Sept. 26, 2004
Most folks have reasonable expectations of customer service, yet it's a bit complicated to describe. It's a mix of feelings that consumers experience during their daily interactions with service providers. It includes a series of steps, somewhat ritualized, that contain a fundamental sequence and flow. Any time the ritual is interrupted or altered unexpectedly, it's unsettling and can be perceived as bad service. No matter how subtle or minor the change, when the level of service delivered differs from the customer's expectations, it can result in major wins or disastrous failures.
Good service is a combination of verbal and nonverbal communication that relays values connected with manners and social skill techniques. Historically, we learned those mores at home and then
rehearsed them as we went to school, began dining out, entered the business world, etc.
Paul C. Paz
In the past 75 years, however, these values and rituals have gone through radical changes that can be recognized as shifts in period etiquette — a.k.a. generation gaps.
For example, proper salutations have gone from "Sir" to "Dude" to just "Hey." Within each generation, different groups deem these terms acceptable to that period etiquette. However when the period etiquette crosses generations, trouble can arise.
For example, if an 18-year-old restaurant host greets a 75-year-old customer with a "Hey," the customer might deem that disrespectful. On the flipside, a 57-year-old waiter greeting a group of high-school students as "dudes" could be seen as ridiculous. In both instances, the customers make immediate judgments based on their own service paradigms. Plus, that snap judgment, rightly or wrongly, is applied to that business.
So what to do?
Training in the basics of customer service is essential, especially when considering period etiquette differences. Getting staff to smile while addressing customers may seem simple enough, for example, but without training and rehearsal, service delivery can come off as forced or robotic, and make both the customer and employee uncomfortable.

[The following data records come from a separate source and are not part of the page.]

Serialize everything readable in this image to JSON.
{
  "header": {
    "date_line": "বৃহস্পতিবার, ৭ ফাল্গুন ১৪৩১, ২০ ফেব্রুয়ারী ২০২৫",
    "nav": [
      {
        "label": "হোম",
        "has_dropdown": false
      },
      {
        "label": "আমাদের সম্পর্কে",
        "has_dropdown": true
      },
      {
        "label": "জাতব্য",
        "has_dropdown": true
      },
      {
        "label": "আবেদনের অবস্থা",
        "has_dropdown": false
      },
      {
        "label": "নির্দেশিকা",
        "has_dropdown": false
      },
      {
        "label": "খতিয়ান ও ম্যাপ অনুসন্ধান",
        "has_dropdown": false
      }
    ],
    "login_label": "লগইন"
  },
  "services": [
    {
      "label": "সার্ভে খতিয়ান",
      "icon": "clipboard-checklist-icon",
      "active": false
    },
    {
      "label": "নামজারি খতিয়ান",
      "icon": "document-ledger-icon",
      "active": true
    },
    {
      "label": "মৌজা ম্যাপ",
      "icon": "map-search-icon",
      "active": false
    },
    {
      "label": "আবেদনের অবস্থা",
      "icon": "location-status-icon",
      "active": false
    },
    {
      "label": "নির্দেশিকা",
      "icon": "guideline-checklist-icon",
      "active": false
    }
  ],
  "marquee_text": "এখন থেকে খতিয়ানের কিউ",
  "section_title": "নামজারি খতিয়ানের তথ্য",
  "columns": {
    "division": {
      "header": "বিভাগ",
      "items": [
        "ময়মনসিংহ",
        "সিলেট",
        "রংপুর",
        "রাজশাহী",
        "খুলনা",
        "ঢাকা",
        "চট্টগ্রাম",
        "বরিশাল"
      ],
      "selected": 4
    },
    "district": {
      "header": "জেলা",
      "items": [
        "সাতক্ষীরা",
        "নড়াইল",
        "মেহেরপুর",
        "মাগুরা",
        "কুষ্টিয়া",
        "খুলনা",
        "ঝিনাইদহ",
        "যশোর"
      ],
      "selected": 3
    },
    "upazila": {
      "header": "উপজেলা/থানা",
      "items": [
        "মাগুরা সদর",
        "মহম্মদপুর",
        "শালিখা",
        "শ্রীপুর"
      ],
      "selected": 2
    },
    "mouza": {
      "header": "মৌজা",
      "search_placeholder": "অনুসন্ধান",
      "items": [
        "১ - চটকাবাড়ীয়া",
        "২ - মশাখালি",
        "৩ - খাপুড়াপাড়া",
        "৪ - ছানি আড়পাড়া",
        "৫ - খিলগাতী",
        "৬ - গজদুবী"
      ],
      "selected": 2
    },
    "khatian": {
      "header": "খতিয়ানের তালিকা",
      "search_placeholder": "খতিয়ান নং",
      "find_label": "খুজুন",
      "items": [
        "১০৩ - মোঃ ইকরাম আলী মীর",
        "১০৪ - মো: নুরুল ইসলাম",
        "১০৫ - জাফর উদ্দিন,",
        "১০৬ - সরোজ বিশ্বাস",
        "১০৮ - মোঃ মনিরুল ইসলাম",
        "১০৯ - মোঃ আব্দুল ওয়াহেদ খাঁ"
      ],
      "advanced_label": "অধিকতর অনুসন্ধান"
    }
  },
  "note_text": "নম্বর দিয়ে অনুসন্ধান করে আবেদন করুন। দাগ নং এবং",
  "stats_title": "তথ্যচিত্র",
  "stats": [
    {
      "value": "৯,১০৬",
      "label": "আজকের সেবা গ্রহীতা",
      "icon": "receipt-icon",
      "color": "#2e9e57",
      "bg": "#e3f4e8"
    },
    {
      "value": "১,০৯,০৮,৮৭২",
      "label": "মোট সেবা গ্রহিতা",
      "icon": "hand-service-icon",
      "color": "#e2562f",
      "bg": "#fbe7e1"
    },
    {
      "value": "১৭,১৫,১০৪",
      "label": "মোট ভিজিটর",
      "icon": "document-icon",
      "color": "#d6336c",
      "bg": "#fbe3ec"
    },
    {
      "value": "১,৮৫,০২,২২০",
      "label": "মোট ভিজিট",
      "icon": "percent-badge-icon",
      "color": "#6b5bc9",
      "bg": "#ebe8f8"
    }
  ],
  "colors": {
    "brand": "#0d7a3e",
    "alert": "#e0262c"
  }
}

Ever seen the following? A staffer avoids smiling at or making eye contact with customers because she's not prepared to answer their questions.
Training staff to realize it's OK if they don't know everything is essential, but more important is training them to know where to get the right answer quickly. Sending them out before the guests with that confidence will be reflected in their body language, and customers will feel encouraged to ask questions and request assistance. The smile, especially, is an invitation to be of service and a display of an employee seeking out service opportunities, not merely reacting to problems.
Ask your staff sometime to define the purpose of customer service. I'll bet you'll hear replies like, "To make customers happy," "To create a positive atmosphere," or "To be hospitable." All are fine, and they serve as pieces of the overall puzzle, but they don't address the purpose of customer service, which my hospitality hero, Robert Farrell of Farrell's Ice-Cream Parlors, defines this way: "The only reason for customer service is to get them to come back!"
In the meantime, Make It Fun... Make It Easy... Make Some Money!